One’s ball cap does not become the sacred object it is overnight but like a sturdy pair of boots must be broken in over time. A good ball cap must conform to one’s unique phrenological blueprint, its brim sculpted into a semi-arc, not flat-lined like the mouth of a stick figure drawn by a preschooler. A serviceable ball cap, when you think about it, undergoes an evolution of its own. When it’s new, the ball cap is your “Sunday Go to Meeting” hat, what you wear in public, if not tasteful, at least not conspicuously disheveled. More and more it becomes the headgear you wear as you’re working around the place…in the garden, splitting and stacking firewood, mowing and trimming the landscape… soaking up the sweat of your brow, acquiring what I like to call “the bouquet of labor.” Into the wash the cap goes a few times, staving off for a time that inevitable unceremonious fling to the deck. Between launderings your cap and you become as one, a Zen-like relationship; your cap has you comfortably covered, is an extension of your head.

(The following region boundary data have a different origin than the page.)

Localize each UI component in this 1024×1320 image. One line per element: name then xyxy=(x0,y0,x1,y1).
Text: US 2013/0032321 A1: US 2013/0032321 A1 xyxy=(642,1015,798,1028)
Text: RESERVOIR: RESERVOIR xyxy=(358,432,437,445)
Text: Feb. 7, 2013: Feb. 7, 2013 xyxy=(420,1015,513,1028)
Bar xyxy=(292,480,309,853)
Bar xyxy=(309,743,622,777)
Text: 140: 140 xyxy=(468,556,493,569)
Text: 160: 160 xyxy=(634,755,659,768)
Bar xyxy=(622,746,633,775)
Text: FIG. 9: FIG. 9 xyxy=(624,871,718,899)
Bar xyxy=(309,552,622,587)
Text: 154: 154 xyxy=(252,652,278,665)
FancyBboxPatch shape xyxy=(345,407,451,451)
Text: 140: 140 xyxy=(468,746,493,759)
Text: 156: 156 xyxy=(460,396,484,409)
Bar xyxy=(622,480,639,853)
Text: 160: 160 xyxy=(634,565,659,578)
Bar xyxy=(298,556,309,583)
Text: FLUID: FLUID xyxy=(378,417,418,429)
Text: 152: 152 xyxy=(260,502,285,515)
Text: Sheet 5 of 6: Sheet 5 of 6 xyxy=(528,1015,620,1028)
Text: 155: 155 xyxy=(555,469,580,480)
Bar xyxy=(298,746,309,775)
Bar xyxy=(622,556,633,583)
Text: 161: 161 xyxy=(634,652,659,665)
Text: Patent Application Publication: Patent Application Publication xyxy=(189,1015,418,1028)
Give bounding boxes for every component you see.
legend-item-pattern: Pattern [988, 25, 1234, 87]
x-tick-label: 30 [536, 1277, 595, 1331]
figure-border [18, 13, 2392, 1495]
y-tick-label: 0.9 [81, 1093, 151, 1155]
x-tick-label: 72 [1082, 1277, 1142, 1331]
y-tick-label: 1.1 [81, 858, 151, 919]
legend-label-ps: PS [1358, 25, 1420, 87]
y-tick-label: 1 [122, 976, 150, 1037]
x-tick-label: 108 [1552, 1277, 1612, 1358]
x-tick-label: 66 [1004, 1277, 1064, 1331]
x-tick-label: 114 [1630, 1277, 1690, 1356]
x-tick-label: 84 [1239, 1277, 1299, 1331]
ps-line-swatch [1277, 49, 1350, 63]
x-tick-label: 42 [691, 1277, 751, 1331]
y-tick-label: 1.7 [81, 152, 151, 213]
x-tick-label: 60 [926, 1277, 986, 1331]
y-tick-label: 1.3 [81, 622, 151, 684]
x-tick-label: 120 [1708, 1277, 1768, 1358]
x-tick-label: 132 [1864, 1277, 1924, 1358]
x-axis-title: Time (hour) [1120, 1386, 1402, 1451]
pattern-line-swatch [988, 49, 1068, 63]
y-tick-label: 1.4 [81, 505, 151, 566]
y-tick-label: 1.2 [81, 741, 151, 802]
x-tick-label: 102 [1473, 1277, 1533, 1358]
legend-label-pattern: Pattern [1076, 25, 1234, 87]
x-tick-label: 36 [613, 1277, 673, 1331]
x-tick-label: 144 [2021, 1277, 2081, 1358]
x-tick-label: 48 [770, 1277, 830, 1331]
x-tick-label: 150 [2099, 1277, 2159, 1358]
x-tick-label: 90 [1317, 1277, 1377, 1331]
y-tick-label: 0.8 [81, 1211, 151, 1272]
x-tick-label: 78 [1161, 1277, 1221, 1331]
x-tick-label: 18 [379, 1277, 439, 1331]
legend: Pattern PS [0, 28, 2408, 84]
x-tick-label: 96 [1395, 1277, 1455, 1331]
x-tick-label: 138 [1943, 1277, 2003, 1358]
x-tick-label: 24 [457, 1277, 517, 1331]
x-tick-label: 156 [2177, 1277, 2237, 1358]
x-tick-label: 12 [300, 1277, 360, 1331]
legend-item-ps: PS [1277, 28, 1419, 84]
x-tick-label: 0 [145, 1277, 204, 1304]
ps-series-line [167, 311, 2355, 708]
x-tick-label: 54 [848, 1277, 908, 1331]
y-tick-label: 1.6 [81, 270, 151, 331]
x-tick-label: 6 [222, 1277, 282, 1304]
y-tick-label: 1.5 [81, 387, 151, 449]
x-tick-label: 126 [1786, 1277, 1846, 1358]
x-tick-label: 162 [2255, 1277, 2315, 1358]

Time passes and just short of looking like it’s a nest for rodents, your faithful cap comes to the end of a most serviceable life, destined for the trash can; however, what it really deserves is one final act of deep respect: a solemn burning like a tattered American flag, at attention, hand over heart.
Back to Jesus’s ball cap. In post season play the boys of fall religiously wear their regular season game caps, their “gamers,” caps that have faithfully brought them this far…to the Championship Series, the World Series, perhaps. You can see, riding their crowns, the ragged tidelines of salt, sweat stained rings wrought of hard work, dedication, day-to-day perseverance, extra inning games, doubleheaders…. Do the managers of these hardworking young men take a whiff in the locker room, snatch up any offending caps and fling them from the clubhouse to the playing field? Most certainly not. Superstition forbids it. But then the person wearing my sweat stained, aromatic cap, symbol of a long day’s honest, hard work hasn’t signed a multi-million dollar contract to hit, throw, and catch a baseball either, has he?